Querido amigo: escribo desde la cama, una tarde de cielo incierto, 
bochornosa y oscura. La tormenta se anuncia en la presión que sufre mi cabeza, 
pero aún no ha mostrado su verdadera cara. Hace un rato, asomado a la terraza, 
he seguido el avance de su preludio. Siempre imaginé así el fin del mundo, sin 
estruendos ni grandes alteraciones. Sólo quietud y el tiempo que pasa. 
Desde aquí puedo ver el embarcadero, pero el Gipsy ya no está… 
Los veleros se alinean con obediencia y mansedumbre sobre la superficie 
líquida. Soy como un balandro mal amarrado. Un poco de viento, una marejadilla, 
y todos los cabos ceden, dejándome a la deriva. 
Con la bajamar llega 
hasta mí el olor que más conforta mis pulmones. No soy un enfermo romántico y, 
aunque te sé amante de los finales trágicos, mi ahogo no tiene nada que ver con 
la tuberculosis. 
Otra vez la enfermedad se ha cebado en mí. Es, en 
cierto modo, como este atardecer. Ha extendido su sombra sobre mi casa sin que 
me diera cuenta, hasta dejarme a oscuras. 

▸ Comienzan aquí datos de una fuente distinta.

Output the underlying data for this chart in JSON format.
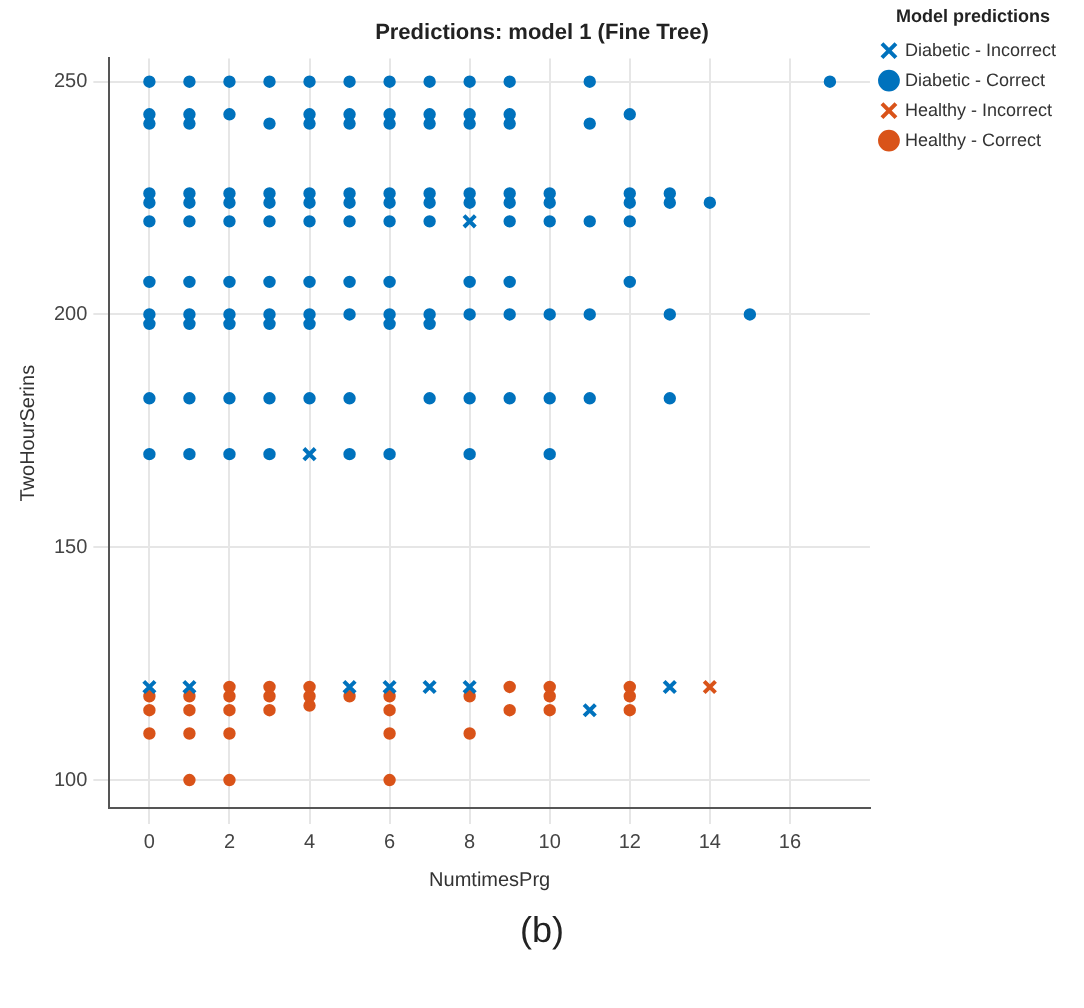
{
  "chart_data": {
    "type": "scatter",
    "title": "Predictions: model 1 (Fine Tree)",
    "xlabel": "NumtimesPrg",
    "ylabel": "TwoHourSerins",
    "legend_title": "Model predictions",
    "legend": "top right",
    "grid": true,
    "xlim": [
      -1,
      18
    ],
    "xticks": [
      0,
      2,
      4,
      6,
      8,
      10,
      12,
      14,
      16
    ],
    "ylim": [
      94,
      255
    ],
    "yticks": [
      100,
      150,
      200,
      250
    ],
    "annotations": [
      "(b)"
    ],
    "series": [
      {
        "name": "Diabetic - Incorrect",
        "color": "#0072bd",
        "marker": "cross",
        "x": [
          4,
          8,
          0,
          1,
          5,
          6,
          7,
          8,
          11,
          13
        ],
        "values": [
          170,
          220,
          120,
          120,
          120,
          120,
          120,
          120,
          115,
          120
        ]
      },
      {
        "name": "Diabetic - Correct",
        "color": "#0072bd",
        "marker": "circle",
        "x": [
          0,
          1,
          2,
          3,
          4,
          5,
          6,
          7,
          8,
          9,
          11,
          17,
          0,
          1,
          2,
          4,
          5,
          6,
          7,
          8,
          9,
          12,
          0,
          1,
          3,
          4,
          5,
          6,
          7,
          8,
          9,
          11,
          0,
          1,
          2,
          3,
          4,
          5,
          6,
          7,
          8,
          9,
          10,
          12,
          13,
          0,
          1,
          2,
          3,
          4,
          5,
          6,
          7,
          8,
          9,
          10,
          12,
          13,
          14,
          0,
          1,
          2,
          3,
          4,
          5,
          6,
          7,
          9,
          10,
          11,
          12,
          0,
          1,
          2,
          3,
          4,
          5,
          6,
          8,
          9,
          12,
          0,
          1,
          2,
          3,
          4,
          5,
          6,
          7,
          8,
          9,
          10,
          11,
          13,
          15,
          0,
          1,
          2,
          3,
          4,
          6,
          7,
          0,
          1,
          2,
          3,
          4,
          5,
          7,
          8,
          9,
          10,
          11,
          13,
          0,
          1,
          2,
          3,
          5,
          6,
          8,
          10
        ],
        "values": [
          250,
          250,
          250,
          250,
          250,
          250,
          250,
          250,
          250,
          250,
          250,
          250,
          243,
          243,
          243,
          243,
          243,
          243,
          243,
          243,
          243,
          243,
          241,
          241,
          241,
          241,
          241,
          241,
          241,
          241,
          241,
          241,
          226,
          226,
          226,
          226,
          226,
          226,
          226,
          226,
          226,
          226,
          226,
          226,
          226,
          224,
          224,
          224,
          224,
          224,
          224,
          224,
          224,
          224,
          224,
          224,
          224,
          224,
          224,
          220,
          220,
          220,
          220,
          220,
          220,
          220,
          220,
          220,
          220,
          220,
          220,
          207,
          207,
          207,
          207,
          207,
          207,
          207,
          207,
          207,
          207,
          200,
          200,
          200,
          200,
          200,
          200,
          200,
          200,
          200,
          200,
          200,
          200,
          200,
          200,
          198,
          198,
          198,
          198,
          198,
          198,
          198,
          182,
          182,
          182,
          182,
          182,
          182,
          182,
          182,
          182,
          182,
          182,
          182,
          170,
          170,
          170,
          170,
          170,
          170,
          170,
          170
        ]
      },
      {
        "name": "Healthy - Incorrect",
        "color": "#d95319",
        "marker": "cross",
        "x": [
          14
        ],
        "values": [
          120
        ]
      },
      {
        "name": "Healthy - Correct",
        "color": "#d95319",
        "marker": "circle",
        "x": [
          0,
          0,
          0,
          1,
          1,
          1,
          1,
          2,
          2,
          2,
          2,
          2,
          3,
          3,
          3,
          4,
          4,
          4,
          5,
          6,
          6,
          6,
          6,
          8,
          8,
          9,
          9,
          10,
          10,
          10,
          12,
          12,
          12
        ],
        "values": [
          118,
          115,
          110,
          118,
          115,
          110,
          100,
          120,
          118,
          115,
          110,
          100,
          120,
          118,
          115,
          120,
          118,
          116,
          118,
          118,
          115,
          110,
          100,
          118,
          110,
          120,
          115,
          120,
          118,
          115,
          120,
          118,
          115
        ]
      }
    ]
  }
}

El doctor Arsénico (yo lo 
llamo así a veces, con una liberalidad que no pretende juzgarle y que no me 
exige ser demasiado imaginativo, pues se llama Arsenio Lugrís, no Lupín), salió 
a principio de mes para Albuquerque. Allí viven su anciana madre y una tía que 
cuida de ella, aunque no es mucho más joven que su propia hermana y, al parecer, 
precisa tantos cuidados como la otra. ¿No caerá en la cuenta Lupín? ¡Cómo se 
chapotea en el lodo genético sin sacar nunca del todo los pies del barro! 

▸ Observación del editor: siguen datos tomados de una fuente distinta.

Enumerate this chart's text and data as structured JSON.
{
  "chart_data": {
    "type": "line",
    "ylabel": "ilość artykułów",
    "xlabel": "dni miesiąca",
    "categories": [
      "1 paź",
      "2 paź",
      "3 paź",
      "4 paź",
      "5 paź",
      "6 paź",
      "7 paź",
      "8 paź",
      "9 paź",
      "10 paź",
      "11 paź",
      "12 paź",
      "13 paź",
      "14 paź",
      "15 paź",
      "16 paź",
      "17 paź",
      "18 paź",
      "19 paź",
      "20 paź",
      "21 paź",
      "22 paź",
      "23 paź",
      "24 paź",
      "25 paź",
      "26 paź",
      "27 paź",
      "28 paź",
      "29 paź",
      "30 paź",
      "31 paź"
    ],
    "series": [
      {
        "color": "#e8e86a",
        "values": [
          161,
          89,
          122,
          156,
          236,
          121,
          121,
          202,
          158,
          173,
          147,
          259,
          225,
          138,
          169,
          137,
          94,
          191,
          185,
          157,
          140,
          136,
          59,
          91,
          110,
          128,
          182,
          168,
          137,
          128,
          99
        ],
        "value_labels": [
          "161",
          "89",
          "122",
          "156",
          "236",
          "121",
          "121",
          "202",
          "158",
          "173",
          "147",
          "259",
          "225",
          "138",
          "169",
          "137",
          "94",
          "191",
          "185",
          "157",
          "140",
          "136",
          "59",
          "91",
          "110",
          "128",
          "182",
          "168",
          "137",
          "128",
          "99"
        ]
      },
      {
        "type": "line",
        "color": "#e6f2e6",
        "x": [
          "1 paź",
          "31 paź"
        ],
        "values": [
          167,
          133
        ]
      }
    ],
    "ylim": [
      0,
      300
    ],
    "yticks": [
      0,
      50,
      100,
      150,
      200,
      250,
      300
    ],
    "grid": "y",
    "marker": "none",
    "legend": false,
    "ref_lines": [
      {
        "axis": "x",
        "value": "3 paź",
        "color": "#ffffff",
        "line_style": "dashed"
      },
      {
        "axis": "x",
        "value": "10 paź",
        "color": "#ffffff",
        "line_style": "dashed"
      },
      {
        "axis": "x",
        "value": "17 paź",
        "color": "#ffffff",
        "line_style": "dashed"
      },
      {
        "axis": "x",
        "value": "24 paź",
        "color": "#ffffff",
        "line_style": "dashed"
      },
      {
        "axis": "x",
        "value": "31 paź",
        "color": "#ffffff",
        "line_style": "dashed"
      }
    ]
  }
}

El doctor, te decía, que no soporta el peso de organizar su propia 
agenda, visita a la autora de sus días con la regularidad de una verdadera 
profilaxis. Aunque dudo mucho que permanezca a su cabecera a lo largo de todo el 
mes. Sabe Dios qué hará y a dónde irá, el muy ladino. Puedo imaginarlo, 
deslizándose por las pistas de cualquier estación del cono sur, obedeciendo a 
maman que le dice: descansa, hijo, descansa… 
Una vez más me ha dejado 
aquí, abandonado a mi suerte, sitiado en mi Orán. No presento ganglios que se 
hinchan ni bubones. No hay manchas negruzcas o fiebre. Rieux se va de vacaciones 
y me condena a tomar vacaciones a mí. Un caso aislado no hace una epidemia. 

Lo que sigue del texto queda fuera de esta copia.